But as consciousness grew clearer, her forgotten troubles and her dangers returned to her. For a brief period alarm possessed her. Then reason began to assert itself; and the hope which the night before had been hardly more than desperation began to take on the character of confidence. She saw possibilities. And the longer she considered, the more and greater the possibilities were. Her original plan began to re-present itself to her; modified, of course, to meet the altered conditions. If she could only remain here, undiscovered, then months hence, when it was announced that Mrs. De Peyster (she sent up a warm prayer for Olivetta!) was homeward bound, Jack and Mary and that unthinkable Mr. Pyecroft would decamp, if they had not gone before, and leave the way clear for the easy interchange by Olivetta and herself of their several personalities.
As she lay there in the gentle Sabbath calm, in the extra-curled hair of her ultra-superior mattress, this revised version of her plan, in the first glow of its conception, seemed alluringly plausible. She had to be more careful, to be sure, but aside from this the new plan seemed quite as good as the original. In fact, in her reaction from the alarms of yesterday, it somehow seemed even better.
Twelve hours before there had seemed no possible solution to her predicament. And here it was—come unexpectedly to her aid, as was the way with things in life; and a very simple solution, too. Lazily, hazily, a poet’s line teased and evaded her memory. What was it?—something about “a pleasant hermitage.” That was just what this was: a pleasant hermitage.
But presently, as she lay comforting herself, and the morning wore on, she became increasingly conscious of an indefinable uncomfortable sensation. And presently the sensation became more definite; became localized; and she was aware that she was growing hungry. And in the same moment came the dismaying realization that, in their haste of the night before, she had not thought to plan with Matilda for the somewhat essential item of food!
She sat up. What was she ever to do? Three months of solitary confinement, with no arrangements for food! Would Matilda have the sense to think of this, and if so would she have the adroitness to smuggle edibles in to her unnoticed? Or was she to be starved out?
The revised plan had lost its first rose-tint.

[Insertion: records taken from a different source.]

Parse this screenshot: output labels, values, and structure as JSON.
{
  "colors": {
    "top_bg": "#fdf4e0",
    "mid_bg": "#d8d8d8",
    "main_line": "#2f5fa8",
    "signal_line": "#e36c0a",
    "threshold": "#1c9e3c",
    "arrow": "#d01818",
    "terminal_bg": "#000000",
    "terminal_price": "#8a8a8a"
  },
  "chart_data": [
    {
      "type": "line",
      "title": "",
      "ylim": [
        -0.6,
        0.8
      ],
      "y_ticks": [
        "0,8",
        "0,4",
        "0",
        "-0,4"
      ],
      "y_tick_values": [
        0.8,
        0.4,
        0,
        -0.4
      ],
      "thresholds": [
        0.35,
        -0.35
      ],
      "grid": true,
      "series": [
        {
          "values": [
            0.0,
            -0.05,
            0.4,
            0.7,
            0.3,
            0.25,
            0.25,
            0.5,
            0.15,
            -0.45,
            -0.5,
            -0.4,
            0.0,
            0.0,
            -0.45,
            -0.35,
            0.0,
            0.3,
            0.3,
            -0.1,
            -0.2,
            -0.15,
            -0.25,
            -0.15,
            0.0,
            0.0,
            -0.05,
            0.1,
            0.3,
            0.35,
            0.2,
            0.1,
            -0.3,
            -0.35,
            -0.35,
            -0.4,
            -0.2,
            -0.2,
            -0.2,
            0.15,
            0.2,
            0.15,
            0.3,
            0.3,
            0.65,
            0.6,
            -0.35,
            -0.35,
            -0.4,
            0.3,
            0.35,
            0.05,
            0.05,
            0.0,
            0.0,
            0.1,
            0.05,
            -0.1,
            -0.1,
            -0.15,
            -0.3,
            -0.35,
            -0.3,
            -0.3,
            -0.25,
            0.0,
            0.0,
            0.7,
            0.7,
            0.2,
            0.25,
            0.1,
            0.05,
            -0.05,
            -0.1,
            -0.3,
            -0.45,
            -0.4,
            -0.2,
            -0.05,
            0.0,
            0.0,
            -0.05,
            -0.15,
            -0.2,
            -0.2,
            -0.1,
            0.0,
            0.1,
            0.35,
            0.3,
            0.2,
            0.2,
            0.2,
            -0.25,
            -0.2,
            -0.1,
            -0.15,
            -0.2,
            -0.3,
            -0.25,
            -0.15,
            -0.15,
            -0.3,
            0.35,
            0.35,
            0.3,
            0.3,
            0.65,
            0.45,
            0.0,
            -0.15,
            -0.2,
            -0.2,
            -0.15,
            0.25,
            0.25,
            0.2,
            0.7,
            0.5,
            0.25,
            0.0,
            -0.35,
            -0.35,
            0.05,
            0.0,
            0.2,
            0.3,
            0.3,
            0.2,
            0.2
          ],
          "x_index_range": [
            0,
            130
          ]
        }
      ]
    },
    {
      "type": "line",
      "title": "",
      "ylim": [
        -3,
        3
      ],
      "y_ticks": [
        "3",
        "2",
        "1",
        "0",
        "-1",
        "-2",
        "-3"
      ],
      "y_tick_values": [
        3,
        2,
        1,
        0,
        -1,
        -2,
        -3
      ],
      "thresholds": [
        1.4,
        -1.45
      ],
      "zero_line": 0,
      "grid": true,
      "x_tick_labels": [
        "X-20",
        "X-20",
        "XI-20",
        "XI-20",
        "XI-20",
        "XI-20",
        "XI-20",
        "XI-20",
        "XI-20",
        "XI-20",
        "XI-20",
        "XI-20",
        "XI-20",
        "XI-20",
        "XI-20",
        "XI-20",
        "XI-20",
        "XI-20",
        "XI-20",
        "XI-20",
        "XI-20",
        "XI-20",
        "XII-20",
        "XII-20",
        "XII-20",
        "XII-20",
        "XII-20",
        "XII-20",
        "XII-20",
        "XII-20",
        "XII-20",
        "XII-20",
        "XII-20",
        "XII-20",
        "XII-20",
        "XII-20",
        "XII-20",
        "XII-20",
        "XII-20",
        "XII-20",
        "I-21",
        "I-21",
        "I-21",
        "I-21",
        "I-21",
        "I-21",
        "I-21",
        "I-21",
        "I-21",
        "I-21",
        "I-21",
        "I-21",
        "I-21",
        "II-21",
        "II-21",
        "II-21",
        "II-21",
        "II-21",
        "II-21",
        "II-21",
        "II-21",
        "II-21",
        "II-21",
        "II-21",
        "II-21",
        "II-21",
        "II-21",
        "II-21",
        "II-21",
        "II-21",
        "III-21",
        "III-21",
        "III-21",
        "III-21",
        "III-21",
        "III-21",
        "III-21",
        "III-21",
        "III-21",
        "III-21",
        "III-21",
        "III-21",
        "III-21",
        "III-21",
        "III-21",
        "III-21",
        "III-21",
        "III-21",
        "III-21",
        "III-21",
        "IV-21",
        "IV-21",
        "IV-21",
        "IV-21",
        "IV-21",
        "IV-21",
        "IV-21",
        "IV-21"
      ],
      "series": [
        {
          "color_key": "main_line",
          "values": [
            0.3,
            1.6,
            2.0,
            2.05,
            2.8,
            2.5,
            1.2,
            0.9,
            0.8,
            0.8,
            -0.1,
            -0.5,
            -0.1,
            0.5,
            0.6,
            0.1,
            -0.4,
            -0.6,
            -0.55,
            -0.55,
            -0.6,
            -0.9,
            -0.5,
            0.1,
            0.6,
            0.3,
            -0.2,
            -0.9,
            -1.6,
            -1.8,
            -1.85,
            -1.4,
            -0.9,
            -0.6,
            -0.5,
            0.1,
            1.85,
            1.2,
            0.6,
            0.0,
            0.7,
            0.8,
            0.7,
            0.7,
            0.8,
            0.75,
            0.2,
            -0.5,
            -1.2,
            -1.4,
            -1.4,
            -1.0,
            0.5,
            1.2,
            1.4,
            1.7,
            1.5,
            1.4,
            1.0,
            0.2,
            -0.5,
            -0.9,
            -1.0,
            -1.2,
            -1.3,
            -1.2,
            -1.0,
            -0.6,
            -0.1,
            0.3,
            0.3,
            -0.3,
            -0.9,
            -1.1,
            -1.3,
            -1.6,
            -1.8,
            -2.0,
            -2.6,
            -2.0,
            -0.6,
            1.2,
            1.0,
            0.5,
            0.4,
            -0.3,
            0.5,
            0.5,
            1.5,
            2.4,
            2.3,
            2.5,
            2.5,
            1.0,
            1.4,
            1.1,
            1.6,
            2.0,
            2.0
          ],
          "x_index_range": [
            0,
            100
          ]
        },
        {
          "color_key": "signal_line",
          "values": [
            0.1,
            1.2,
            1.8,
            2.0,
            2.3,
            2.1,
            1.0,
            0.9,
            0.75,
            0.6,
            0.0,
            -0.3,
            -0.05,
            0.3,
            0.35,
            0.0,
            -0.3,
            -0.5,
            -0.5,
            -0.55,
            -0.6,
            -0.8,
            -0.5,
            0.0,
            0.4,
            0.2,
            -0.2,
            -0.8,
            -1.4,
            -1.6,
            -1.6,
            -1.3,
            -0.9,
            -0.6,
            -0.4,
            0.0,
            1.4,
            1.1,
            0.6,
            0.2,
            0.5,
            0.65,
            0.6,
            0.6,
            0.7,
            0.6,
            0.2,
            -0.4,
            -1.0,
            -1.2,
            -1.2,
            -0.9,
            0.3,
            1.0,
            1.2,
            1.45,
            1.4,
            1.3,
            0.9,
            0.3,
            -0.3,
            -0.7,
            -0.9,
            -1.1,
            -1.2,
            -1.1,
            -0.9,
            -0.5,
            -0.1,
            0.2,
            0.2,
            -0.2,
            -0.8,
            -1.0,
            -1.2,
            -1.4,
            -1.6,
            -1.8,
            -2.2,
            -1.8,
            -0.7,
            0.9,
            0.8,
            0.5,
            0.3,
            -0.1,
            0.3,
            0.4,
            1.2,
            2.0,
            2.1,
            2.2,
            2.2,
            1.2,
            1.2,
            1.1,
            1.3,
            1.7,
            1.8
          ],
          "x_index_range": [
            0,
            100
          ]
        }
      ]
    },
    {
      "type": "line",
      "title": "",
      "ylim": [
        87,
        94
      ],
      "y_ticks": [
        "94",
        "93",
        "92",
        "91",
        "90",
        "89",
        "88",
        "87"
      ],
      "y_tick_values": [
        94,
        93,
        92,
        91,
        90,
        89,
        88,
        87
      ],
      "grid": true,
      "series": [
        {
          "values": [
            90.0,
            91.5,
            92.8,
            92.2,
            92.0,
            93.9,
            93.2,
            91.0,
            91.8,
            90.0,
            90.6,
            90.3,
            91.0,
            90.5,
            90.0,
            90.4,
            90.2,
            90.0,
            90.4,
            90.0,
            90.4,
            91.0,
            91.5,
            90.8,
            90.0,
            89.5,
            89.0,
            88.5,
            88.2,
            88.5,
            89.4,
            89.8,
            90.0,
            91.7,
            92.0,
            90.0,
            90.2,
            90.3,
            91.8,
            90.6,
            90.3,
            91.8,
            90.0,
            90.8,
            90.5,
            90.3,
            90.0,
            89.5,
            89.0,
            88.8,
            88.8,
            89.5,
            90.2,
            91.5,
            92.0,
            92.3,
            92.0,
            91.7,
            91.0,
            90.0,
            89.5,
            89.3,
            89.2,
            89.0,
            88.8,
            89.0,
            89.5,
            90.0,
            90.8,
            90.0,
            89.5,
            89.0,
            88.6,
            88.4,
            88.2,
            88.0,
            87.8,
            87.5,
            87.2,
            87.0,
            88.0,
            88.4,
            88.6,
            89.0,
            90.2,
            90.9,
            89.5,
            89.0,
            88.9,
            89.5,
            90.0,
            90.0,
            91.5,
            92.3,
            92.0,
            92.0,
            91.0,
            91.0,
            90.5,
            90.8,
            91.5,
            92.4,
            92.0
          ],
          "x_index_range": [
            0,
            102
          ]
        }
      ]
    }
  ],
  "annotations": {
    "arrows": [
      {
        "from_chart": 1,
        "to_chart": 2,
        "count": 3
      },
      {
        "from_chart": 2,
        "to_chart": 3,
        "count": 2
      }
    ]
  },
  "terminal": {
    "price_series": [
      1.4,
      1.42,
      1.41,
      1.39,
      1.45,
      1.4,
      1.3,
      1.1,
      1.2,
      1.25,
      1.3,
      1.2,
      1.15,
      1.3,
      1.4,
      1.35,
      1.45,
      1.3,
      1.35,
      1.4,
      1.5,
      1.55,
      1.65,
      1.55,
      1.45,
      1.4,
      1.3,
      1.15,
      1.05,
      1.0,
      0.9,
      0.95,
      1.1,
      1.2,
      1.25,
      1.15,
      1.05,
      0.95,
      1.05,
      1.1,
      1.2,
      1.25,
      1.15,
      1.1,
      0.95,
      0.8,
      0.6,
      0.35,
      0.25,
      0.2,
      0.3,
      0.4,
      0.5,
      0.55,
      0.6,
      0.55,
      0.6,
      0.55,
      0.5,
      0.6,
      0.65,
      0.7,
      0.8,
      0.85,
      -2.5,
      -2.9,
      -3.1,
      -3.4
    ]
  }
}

She got up, and noiselessly foraged throughout her quarters. The total of her gleaning was a box of forgotten chocolate bon-bons and a box of half-length tallow candles. She had read that Esquimaux ate tallow, or its equivalent, and prospered famously upon it; but she deferred the candles in favor of the bon-bons, and breakfasted on half the box.
Then she went back to bed and read. In the afternoon she ate the second half of the bon-bons.
Also in the afternoon she discovered that the bliss of lying abed, which she had thought would be exhaustless, had inexplicably become transmitted into boredom. And yet she dared not move about, save with a caution that amounted almost to pain; for she had heard Jack and Mary and Mr. Pyecroft pass and re-pass her door, and she knew that any slight noise on her part might result in disastrous betrayal.